Status
- Historical comparison artifact retained for context.
- Many gaps listed here have been closed by the current implementation.
- Use this file as a prototype-to-target delta reference, not as the live implementation status source.
- For current state, use
Execution_Progress.md, Implementation_Roadmap.md, and governance/Agent_Work_Queue.yaml.
A. Architecture and Boundaries
- Current: single large backend module mixing auth, billing, provisioning, storage, Stripe, WS.
- Gap: needs domain boundaries and clearer service/module split.
B. Data Durability and Consistency
- Current: JSON file persistence with backup snapshots.
- Gap: migrate to relational DB with transactions, constraints, indexes, and migrations.
C. Security
- Current:
- localStorage token storage
- query token for SSH key download
- plaintext credentials in env files
- Gap:
- secure session strategy
- token scope and TTL tightening
- KMS/secret manager and key rotation
- audited admin/provisioning actions
D. Billing and Payments Integrity
- Current:
- periodic cost deduction mutates user balance directly
- refund route is internal credit, not true Stripe refund
- Gap:
- immutable ledger-based accounting
- reconciliation jobs
- strict idempotency and compensation paths
E. Realtime and WS Contract
- Current:
- one WS endpoint used for terminal
- frontend also tries to use same endpoint for global notifications without allocId
- Gap:
- separate channels/protocols for terminal and notifications
- explicit schemas and heartbeat/reconnect strategy
F. Provisioning Reliability
- Current:
- DB updates and SSH actions can diverge on partial failure
- Gap:
- state machine + job queue + retries + compensation rules
- idempotent provisioning commands
G. Observability and Operations
- Current: console logging and
/healthz only.
- Gap:
- structured logs, metrics, tracing
- alerting and SLOs
- audit event streams
H. UX and Product Completeness
- Current:
- scheduler and storage purchase flows are placeholders
- long single component UI (
App.jsx) with mixed concerns
- Gap:
- finalized UX specs and reusable UI architecture
- end-to-end states and copy standards
I. Code-Verified Prototype Defects (Do Not Replicate)
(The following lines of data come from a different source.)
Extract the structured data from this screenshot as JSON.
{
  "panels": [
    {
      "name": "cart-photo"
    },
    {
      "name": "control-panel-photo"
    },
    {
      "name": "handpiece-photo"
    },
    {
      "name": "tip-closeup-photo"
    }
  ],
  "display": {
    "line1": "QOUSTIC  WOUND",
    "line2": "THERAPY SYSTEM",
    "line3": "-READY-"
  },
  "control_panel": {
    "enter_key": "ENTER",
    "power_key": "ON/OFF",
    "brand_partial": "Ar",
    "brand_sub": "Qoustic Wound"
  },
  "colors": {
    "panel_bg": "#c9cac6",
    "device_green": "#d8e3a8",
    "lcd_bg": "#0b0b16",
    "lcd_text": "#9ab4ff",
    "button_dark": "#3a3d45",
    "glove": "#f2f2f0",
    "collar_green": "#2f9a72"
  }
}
- Duplicate function definition:
releaseLinuxUserAccess is defined twice in backend/src/server.js (shadowing risk, migration noise).
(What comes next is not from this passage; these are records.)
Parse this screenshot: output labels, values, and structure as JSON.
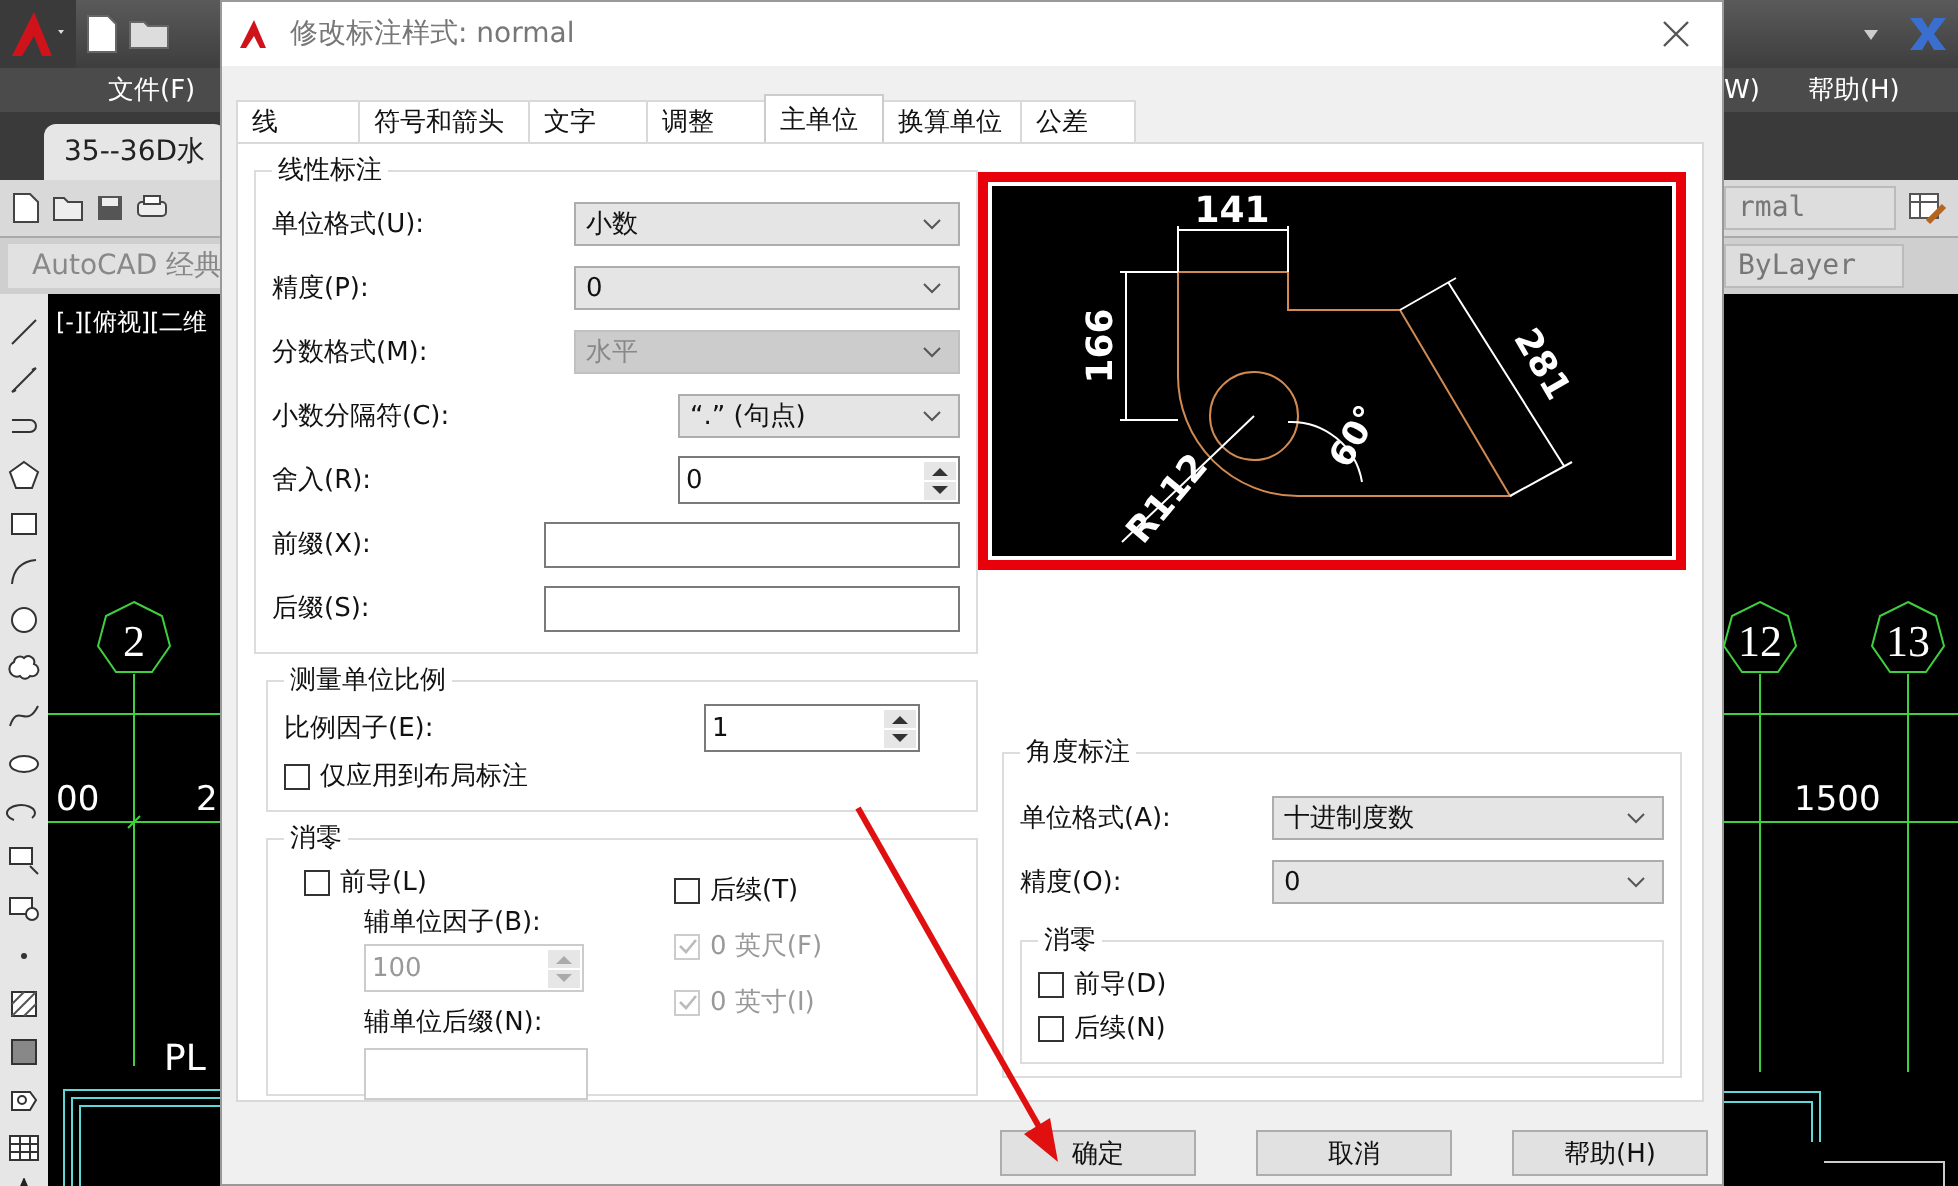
{
  "cad": {
    "left": {
      "menu_item": "文件(F)",
      "doc_tab": "35--36D水",
      "workspace": "AutoCAD 经典",
      "viewport_label": "[-][俯视][二维",
      "axis_bubble": "2",
      "dim_texts": [
        "00",
        "2"
      ],
      "text_fragment": "PL"
    },
    "right": {
      "menu_items": [
        "W)",
        "帮助(H)"
      ],
      "style_field": "rmal",
      "layer_field": "ByLayer",
      "axis_bubbles": [
        "12",
        "13"
      ],
      "dim_text": "1500"
    }
  },
  "dialog": {
    "title": "修改标注样式: normal",
    "tabs": [
      {
        "label": "线",
        "selected": false
      },
      {
        "label": "符号和箭头",
        "selected": false
      },
      {
        "label": "文字",
        "selected": false
      },
      {
        "label": "调整",
        "selected": false
      },
      {
        "label": "主单位",
        "selected": true
      },
      {
        "label": "换算单位",
        "selected": false
      },
      {
        "label": "公差",
        "selected": false
      }
    ],
    "linear": {
      "title": "线性标注",
      "rows": [
        {
          "kind": "select",
          "label": "单位格式(U):",
          "value": "小数",
          "disabled": false
        },
        {
          "kind": "select",
          "label": "精度(P):",
          "value": "0",
          "disabled": false
        },
        {
          "kind": "select",
          "label": "分数格式(M):",
          "value": "水平",
          "disabled": true
        },
        {
          "kind": "select",
          "label": "小数分隔符(C):",
          "value": "“.” (句点)",
          "disabled": false
        },
        {
          "kind": "spinner",
          "label": "舍入(R):",
          "value": "0",
          "disabled": false
        },
        {
          "kind": "input",
          "label": "前缀(X):",
          "disabled": false
        },
        {
          "kind": "input",
          "label": "后缀(S):",
          "disabled": false
        }
      ]
    },
    "scale": {
      "title": "测量单位比例",
      "factor": {
        "label": "比例因子(E):",
        "value": "1"
      },
      "layout_only": {
        "label": "仅应用到布局标注",
        "checked": false
      }
    },
    "zero": {
      "title": "消零",
      "leading": {
        "label": "前导(L)",
        "checked": false,
        "disabled": false
      },
      "sub_factor": {
        "label": "辅单位因子(B):",
        "value": "100",
        "disabled": true
      },
      "sub_suffix": {
        "label": "辅单位后缀(N):"
      },
      "trailing": {
        "label": "后续(T)",
        "checked": false,
        "disabled": false
      },
      "feet": {
        "label": "0 英尺(F)",
        "checked": true,
        "disabled": true
      },
      "inches": {
        "label": "0 英寸(I)",
        "checked": true,
        "disabled": true
      }
    },
    "preview": {
      "labels": [
        "141",
        "166",
        "281",
        "R112",
        "60°"
      ]
    },
    "angular": {
      "title": "角度标注",
      "unit_format": {
        "label": "单位格式(A):",
        "value": "十进制度数"
      },
      "precision": {
        "label": "精度(O):",
        "value": "0"
      },
      "zero": {
        "title": "消零",
        "items": [
          {
            "label": "前导(D)",
            "checked": false,
            "disabled": false
          },
          {
            "label": "后续(N)",
            "checked": false,
            "disabled": false
          }
        ]
      }
    },
    "buttons": [
      "确定",
      "取消",
      "帮助(H)"
    ]
  }
}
- Terminal privilege model coupling:
- terminal access depends on shared node-admin SSH credentials and
sudo -iu <user> behavior on nodes.
- this creates operational fragility around credential rotation and sudo policy drift.
- Sync file I/O data access pattern:
- prototype
getDb() reads JSON synchronously on request paths.
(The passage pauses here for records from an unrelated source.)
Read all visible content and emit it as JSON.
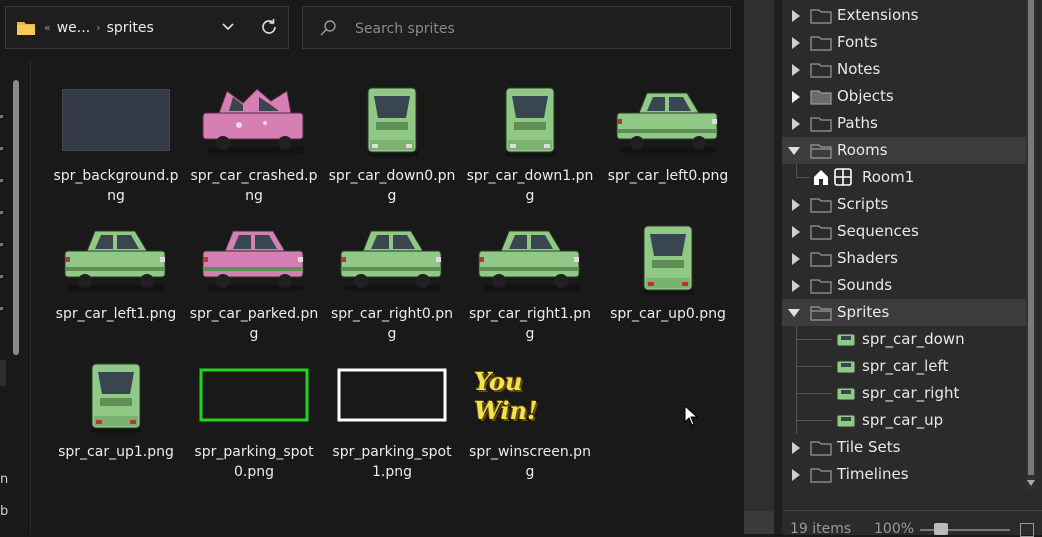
{
  "explorer": {
    "breadcrumb": [
      "we...",
      "sprites"
    ],
    "search_placeholder": "Search sprites",
    "files": [
      {
        "name": "spr_background.png",
        "kind": "background"
      },
      {
        "name": "spr_car_crashed.png",
        "kind": "car-crashed"
      },
      {
        "name": "spr_car_down0.png",
        "kind": "car-vertical"
      },
      {
        "name": "spr_car_down1.png",
        "kind": "car-vertical"
      },
      {
        "name": "spr_car_left0.png",
        "kind": "car-side"
      },
      {
        "name": "spr_car_left1.png",
        "kind": "car-side"
      },
      {
        "name": "spr_car_parked.png",
        "kind": "car-parked"
      },
      {
        "name": "spr_car_right0.png",
        "kind": "car-side"
      },
      {
        "name": "spr_car_right1.png",
        "kind": "car-side"
      },
      {
        "name": "spr_car_up0.png",
        "kind": "car-vertical-up"
      },
      {
        "name": "spr_car_up1.png",
        "kind": "car-vertical-up"
      },
      {
        "name": "spr_parking_spot0.png",
        "kind": "spot-green"
      },
      {
        "name": "spr_parking_spot1.png",
        "kind": "spot-white"
      },
      {
        "name": "spr_winscreen.png",
        "kind": "winscreen",
        "thumb_text": "You Win!"
      }
    ],
    "nav_letters": [
      "n",
      "b"
    ]
  },
  "assets": {
    "tree": [
      {
        "label": "Extensions",
        "state": "collapsed"
      },
      {
        "label": "Fonts",
        "state": "collapsed"
      },
      {
        "label": "Notes",
        "state": "collapsed"
      },
      {
        "label": "Objects",
        "state": "collapsed-bold"
      },
      {
        "label": "Paths",
        "state": "collapsed"
      },
      {
        "label": "Rooms",
        "state": "expanded"
      },
      {
        "label": "Room1",
        "state": "room-child"
      },
      {
        "label": "Scripts",
        "state": "collapsed"
      },
      {
        "label": "Sequences",
        "state": "collapsed"
      },
      {
        "label": "Shaders",
        "state": "collapsed"
      },
      {
        "label": "Sounds",
        "state": "collapsed"
      },
      {
        "label": "Sprites",
        "state": "expanded"
      },
      {
        "label": "spr_car_down",
        "state": "sprite-child"
      },
      {
        "label": "spr_car_left",
        "state": "sprite-child"
      },
      {
        "label": "spr_car_right",
        "state": "sprite-child"
      },
      {
        "label": "spr_car_up",
        "state": "sprite-child"
      },
      {
        "label": "Tile Sets",
        "state": "collapsed"
      },
      {
        "label": "Timelines",
        "state": "collapsed"
      }
    ],
    "status": {
      "count": "19 items",
      "zoom": "100%"
    }
  },
  "colors": {
    "car_green": "#8fc985",
    "car_pink": "#d67fb4",
    "spot_green": "#22d41c",
    "win_yellow": "#f1e44b"
  }
}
- any equivalent full-state-per-request pattern is non-viable in production.
- API payload contamination:
- SKU API responses currently leak UI styling fields (
color, bg), forcing weak schema contracts.
- Naming/behavior mismatch:
- prototype admin
refund route performs internal balance credit, not provider-side Stripe refund.
Recommended Hardening Order
- Data model + Postgres migration + ledger model.
- Provisioning/billing state machines and background workers.
- Auth/session/security hardening.
- WS split and realtime contract cleanup.
- Observability + audit logging.
- UX cleanup and production-ready interaction patterns.